Alteration of records:
As far as possible medical records in summary sheets should not be erased overwritten or inked out. Should your records be under scrutiny at a later date, this could misinterpreted as tampering or altering his record. The opposing Advocates love alternative so that they can introduce an element of doubt in the mind of the judicial authorities.

Referral and receipt for documents handed over:
During referral or transfer of a patient to another hospital for whatever reason detailed transfer note should be given. This could prove invaluable, should any problems are in future.

At the time of discharge of a patient and handing over the reports of all investigation a receipt should be obtained from the patients or parents. A receipt in your possession is only authentic way of disproving the claim of the patient.

Consent:
  • Consent must be taken from the parents of minors, aged below 18 years in India prior performing any surgery or investigation procedure. Only when a minor presents him or herself for treatment he/she may be examined without consent.
  • Consent should be obtained in patient's own language if possible.
  • Informed consent:
    This practice of informed consent is not fully utilized by many hospitals and practitioners.
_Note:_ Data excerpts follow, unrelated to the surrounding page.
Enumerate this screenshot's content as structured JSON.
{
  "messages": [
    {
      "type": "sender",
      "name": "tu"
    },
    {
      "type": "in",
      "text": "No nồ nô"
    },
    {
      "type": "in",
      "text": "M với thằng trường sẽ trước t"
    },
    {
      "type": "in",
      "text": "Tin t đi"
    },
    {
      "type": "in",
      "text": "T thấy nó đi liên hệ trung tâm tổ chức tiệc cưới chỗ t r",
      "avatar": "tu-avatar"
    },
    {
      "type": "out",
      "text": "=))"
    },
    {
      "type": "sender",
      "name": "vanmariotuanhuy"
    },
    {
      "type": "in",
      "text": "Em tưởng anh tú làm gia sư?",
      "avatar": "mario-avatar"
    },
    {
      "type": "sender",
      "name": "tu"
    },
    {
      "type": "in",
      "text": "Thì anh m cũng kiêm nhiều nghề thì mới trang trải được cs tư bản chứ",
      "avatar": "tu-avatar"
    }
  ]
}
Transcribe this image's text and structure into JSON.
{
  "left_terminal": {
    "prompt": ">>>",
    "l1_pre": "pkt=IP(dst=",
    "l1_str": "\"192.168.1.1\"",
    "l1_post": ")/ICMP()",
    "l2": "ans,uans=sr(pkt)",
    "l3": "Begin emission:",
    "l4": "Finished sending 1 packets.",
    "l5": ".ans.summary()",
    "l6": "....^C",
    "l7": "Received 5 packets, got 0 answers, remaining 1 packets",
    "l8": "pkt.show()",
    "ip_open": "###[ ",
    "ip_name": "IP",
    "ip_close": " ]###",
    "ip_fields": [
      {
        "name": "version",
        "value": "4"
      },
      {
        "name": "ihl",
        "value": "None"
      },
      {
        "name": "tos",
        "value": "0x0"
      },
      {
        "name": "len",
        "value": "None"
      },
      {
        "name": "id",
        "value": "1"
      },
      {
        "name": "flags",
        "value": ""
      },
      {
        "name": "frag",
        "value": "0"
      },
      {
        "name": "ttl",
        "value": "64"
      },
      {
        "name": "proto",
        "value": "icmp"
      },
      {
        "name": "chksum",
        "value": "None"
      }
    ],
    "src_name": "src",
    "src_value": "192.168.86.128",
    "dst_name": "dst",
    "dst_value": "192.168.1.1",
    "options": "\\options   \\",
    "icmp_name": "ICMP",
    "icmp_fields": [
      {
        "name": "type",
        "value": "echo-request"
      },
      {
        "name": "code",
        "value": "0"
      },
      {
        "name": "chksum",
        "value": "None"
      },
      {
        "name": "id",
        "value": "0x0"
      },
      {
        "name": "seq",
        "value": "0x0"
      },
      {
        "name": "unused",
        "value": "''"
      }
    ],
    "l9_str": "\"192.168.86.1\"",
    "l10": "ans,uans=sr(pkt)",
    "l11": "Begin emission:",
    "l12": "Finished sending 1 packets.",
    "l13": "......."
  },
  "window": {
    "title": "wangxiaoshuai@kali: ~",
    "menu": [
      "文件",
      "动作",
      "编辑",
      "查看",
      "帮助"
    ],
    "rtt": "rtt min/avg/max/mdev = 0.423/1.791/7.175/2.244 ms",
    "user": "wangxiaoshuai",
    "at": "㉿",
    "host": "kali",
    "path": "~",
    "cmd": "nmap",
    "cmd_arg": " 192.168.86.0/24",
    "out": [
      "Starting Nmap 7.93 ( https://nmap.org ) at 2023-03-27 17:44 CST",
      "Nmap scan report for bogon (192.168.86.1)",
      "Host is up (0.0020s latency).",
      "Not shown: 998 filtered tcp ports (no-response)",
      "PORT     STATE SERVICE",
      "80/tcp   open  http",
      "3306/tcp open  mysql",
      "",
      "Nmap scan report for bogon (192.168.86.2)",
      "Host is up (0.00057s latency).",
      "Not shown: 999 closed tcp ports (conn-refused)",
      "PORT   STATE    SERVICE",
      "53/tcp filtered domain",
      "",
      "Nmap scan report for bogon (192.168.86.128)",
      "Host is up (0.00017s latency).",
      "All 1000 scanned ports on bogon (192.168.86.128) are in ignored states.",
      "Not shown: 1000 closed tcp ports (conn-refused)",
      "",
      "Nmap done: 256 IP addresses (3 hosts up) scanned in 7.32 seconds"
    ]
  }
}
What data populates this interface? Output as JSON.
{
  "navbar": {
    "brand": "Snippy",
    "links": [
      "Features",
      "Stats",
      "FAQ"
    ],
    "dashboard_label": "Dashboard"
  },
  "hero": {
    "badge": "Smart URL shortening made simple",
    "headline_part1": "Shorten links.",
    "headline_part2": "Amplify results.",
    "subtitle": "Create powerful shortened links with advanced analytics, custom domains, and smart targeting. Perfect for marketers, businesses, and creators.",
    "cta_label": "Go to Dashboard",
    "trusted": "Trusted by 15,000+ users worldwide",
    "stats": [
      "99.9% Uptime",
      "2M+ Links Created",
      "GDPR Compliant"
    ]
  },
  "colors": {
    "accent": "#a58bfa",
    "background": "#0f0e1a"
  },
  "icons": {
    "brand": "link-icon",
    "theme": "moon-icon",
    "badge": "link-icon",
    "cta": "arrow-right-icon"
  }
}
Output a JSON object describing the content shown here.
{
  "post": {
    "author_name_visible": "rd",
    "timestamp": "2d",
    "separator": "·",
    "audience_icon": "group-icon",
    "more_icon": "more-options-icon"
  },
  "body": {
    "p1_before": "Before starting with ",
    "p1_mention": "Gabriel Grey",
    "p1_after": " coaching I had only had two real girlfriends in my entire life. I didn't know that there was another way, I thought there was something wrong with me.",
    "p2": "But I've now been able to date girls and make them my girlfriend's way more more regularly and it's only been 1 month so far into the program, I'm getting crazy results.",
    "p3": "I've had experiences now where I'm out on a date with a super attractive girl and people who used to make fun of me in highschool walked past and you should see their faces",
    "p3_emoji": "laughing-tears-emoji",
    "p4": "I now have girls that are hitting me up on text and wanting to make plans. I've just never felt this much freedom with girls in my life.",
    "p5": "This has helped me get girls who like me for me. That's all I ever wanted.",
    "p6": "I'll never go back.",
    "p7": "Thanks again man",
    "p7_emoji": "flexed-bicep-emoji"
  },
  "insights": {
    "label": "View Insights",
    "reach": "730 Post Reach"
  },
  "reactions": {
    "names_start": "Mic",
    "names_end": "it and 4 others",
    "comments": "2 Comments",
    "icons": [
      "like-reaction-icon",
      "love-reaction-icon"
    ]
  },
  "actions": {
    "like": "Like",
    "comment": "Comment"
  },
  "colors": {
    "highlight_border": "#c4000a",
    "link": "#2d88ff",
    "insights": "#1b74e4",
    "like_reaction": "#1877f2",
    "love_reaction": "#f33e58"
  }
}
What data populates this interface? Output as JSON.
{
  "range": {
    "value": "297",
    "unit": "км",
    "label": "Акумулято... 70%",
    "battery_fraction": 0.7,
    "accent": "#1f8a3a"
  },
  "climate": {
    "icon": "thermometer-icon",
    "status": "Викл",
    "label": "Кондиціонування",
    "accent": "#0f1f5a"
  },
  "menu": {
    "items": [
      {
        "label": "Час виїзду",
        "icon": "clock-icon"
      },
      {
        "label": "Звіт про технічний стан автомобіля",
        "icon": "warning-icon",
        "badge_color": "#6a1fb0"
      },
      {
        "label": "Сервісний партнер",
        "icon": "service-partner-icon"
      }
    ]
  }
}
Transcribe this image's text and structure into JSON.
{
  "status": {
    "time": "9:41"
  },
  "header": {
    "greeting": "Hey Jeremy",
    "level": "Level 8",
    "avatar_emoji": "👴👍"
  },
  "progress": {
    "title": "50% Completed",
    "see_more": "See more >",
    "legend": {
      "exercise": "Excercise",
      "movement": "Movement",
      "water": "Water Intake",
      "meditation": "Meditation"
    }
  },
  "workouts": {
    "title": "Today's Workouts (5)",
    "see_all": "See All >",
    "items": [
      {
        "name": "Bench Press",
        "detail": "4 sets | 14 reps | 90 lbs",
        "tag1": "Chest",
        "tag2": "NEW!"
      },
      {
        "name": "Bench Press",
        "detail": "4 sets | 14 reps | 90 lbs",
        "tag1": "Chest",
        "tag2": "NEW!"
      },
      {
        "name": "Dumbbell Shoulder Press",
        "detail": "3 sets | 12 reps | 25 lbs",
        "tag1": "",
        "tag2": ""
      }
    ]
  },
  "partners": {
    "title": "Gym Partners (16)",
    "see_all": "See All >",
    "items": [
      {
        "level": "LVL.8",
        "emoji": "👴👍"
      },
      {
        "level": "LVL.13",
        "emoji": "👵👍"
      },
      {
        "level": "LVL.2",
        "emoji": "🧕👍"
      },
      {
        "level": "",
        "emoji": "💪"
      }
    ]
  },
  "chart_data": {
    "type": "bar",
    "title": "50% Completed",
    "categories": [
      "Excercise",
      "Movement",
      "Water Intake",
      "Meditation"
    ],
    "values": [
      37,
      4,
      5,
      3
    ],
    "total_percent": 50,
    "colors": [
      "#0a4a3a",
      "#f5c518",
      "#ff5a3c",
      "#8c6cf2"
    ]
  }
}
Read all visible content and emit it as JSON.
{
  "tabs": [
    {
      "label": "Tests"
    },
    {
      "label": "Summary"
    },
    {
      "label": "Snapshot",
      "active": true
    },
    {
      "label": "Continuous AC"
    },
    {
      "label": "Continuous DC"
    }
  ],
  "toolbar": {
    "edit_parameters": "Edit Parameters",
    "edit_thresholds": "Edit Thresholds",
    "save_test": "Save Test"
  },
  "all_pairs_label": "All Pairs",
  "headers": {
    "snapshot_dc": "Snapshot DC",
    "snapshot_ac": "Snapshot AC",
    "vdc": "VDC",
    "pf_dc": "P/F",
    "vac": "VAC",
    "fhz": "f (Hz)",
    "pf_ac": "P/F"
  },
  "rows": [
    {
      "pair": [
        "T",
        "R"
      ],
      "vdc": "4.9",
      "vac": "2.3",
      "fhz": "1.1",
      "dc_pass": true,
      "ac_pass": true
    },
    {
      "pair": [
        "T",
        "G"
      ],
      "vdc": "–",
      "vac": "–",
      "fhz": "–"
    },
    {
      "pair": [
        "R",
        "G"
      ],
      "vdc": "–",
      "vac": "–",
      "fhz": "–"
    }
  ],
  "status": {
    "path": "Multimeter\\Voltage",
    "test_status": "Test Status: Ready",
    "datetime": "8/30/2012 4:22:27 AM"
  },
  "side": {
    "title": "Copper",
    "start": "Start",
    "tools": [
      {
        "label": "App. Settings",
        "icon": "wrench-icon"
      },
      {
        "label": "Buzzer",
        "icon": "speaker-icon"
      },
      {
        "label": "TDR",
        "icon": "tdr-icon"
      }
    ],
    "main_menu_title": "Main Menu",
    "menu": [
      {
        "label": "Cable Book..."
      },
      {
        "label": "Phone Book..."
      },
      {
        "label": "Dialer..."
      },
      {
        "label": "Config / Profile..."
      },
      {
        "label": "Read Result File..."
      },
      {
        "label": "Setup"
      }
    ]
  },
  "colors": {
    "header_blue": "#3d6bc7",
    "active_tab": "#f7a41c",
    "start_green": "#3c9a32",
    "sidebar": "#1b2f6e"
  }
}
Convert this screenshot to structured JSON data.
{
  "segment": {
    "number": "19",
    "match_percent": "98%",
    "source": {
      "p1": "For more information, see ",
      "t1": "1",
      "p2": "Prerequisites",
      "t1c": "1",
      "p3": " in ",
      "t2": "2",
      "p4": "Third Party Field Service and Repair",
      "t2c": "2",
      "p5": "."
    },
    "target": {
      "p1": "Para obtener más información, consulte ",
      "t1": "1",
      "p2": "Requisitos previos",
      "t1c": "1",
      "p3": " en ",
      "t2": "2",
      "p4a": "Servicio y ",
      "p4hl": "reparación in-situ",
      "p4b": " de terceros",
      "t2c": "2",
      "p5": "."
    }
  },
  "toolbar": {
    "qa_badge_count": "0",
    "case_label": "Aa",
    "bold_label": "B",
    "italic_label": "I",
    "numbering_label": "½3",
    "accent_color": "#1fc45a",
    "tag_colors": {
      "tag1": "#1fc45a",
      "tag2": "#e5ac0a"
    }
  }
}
This lacuna is often at the bottom of many medico-legal problems. The informed consent means:
    • Make sure the patient and/or Guardian understands the nature of the patient's medical condition.
    • Understands the nature of the proposed treatment procedure.
    • Understands the possible alternative treatment or procedures.
    • Understands the medically significant risks of the proposed and alternative treatment.
  • Denial of consent:
    It is equally important to record denial of consent. If you do not do so many patient/parents may be treacherous at times and are known to deny that they ever refused o give consent for a particular investigation or procedure.

Emergency cases:
It is the implicit duty of medical professional to treat the patient who is critically ill and during emergency situation to save the life or a person without the formal procedure. Hospital cannot turn away emergency patients without giving proper treatment and advice.

Certificates:
One should be extremely careful in issuing certificates, whether the patient be leave, fitness or death certificates. Many a doctor has landed in difficulty because of trying to oblige a patient by giving a certificate carelessly and casually. In case of problems the doctor will have enough time to repent at leisure for having given the certificate.

Confidentiality:
Doctor should not divulge any thing that he comes to know in his professional capacity to anyone other than patient/Guardian without their express consent. This is moral obligation as well as a legal obligation, violation of which can cause liability to future damages.

Conclusion:
In view of the changed scenario of the present day trader and consumer-like situation, doctors need to develop coping mechanisms. At this critical situation, it is an urgent necessity to have a better understanding of the laws relevant to medical practice and an appreciation of potential problem areas and the knowledge to prevent and deal with them.